After a generally strong start to its third season, Discovery falters a little with a uneven ep that features a strong primary plot and a well-conceived but unconvincing secondary one.
Title: “Forget Me Not”
Directed by Hanelle M. Culpepper
Written by Alan B. McElroy, Chris Silvestri, Anthony Maranville
Doug Jones as Captain Saru
Sonequa Martin-Green as Michael Burnham
Blu del Barrio as Adira
Anthony Rapp as Paul Stamets
Mary Wiseman as Sylvia Tilly
Wilson Cruz as Dr. Hugh Culber
Emily Coutts as Keyla Detmer
Michelle Yeoh as Philippa Georgiou
Rachael Ancheril as Cmdr. Nhan
Sara Mitch as Lt. Nilsson
Oyin Oladejoas Lt. Joann Owosekun
Patrick Kwok-Choon as Lt. Gen Rhys
Ian Alexander as Gray Tal
Kenneth Welsh as Senna Tal
Raven Dauda as Dr. Tracy Pollard
Karen Robinson as Leader Pav
Andrew Shaver as Commissioner Vos
Andreas Apergis as Guardian Xi
David Benjamin Tomlinson as Linus the Saurian
Julianne Grossman as Discovery Computer
While Burnham escorts Adira to the Trill homeworld to resolve her difficulties with the symbiont, the rest of the crew engage in histrionics over dinner.

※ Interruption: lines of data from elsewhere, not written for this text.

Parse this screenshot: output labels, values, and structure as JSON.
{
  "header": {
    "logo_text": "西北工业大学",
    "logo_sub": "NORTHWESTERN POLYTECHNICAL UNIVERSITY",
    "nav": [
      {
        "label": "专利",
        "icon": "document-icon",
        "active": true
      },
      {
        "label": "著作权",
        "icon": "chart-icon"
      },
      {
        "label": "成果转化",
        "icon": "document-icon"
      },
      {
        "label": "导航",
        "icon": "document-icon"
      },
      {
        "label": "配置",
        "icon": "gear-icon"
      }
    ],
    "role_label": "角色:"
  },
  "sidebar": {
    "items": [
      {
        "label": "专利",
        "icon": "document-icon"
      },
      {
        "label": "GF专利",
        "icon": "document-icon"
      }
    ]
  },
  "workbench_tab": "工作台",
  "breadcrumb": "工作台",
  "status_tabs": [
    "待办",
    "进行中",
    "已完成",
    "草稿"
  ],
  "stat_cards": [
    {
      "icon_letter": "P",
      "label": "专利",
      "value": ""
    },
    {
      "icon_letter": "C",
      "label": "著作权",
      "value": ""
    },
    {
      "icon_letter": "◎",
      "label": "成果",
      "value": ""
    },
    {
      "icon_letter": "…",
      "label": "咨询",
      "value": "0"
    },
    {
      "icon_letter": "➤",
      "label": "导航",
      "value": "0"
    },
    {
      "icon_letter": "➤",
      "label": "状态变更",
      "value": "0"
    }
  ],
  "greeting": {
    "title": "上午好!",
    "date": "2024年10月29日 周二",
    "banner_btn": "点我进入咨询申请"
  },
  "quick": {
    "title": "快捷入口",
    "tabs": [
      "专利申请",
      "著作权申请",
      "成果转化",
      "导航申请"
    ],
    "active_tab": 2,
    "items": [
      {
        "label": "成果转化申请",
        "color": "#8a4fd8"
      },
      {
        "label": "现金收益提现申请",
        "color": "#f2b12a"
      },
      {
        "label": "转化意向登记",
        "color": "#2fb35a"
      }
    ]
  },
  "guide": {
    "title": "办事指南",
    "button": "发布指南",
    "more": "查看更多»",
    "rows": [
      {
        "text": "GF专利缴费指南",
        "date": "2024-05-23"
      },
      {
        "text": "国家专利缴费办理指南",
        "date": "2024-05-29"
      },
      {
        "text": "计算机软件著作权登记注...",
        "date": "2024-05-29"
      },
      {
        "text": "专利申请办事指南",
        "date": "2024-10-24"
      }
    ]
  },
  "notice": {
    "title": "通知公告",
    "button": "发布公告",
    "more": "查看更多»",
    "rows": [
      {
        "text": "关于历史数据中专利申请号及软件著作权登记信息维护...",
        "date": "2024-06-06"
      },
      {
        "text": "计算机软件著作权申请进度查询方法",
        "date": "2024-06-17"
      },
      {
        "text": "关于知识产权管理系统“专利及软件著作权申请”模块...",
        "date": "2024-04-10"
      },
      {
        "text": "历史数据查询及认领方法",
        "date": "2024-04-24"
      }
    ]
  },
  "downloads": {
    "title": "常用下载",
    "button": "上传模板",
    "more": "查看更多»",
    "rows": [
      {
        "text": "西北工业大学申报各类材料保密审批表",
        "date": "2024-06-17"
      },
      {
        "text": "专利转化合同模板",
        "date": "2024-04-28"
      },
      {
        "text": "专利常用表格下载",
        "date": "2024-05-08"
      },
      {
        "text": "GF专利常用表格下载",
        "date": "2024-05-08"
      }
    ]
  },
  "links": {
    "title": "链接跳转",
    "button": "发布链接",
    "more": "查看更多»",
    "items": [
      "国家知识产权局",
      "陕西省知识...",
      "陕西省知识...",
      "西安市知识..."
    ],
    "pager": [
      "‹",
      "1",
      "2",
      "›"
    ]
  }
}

Visually, the show continues to use its budget and the advanced special effects to create incredible sights. What “decimation” (insert language nitpick here) the Trill homeworld has undergone, it looks great, a bucolic alien world where I know I’d like to be about now. At the same time, it feels like a classic Trek world. As Gray Tal says, “Still me. Just more me.”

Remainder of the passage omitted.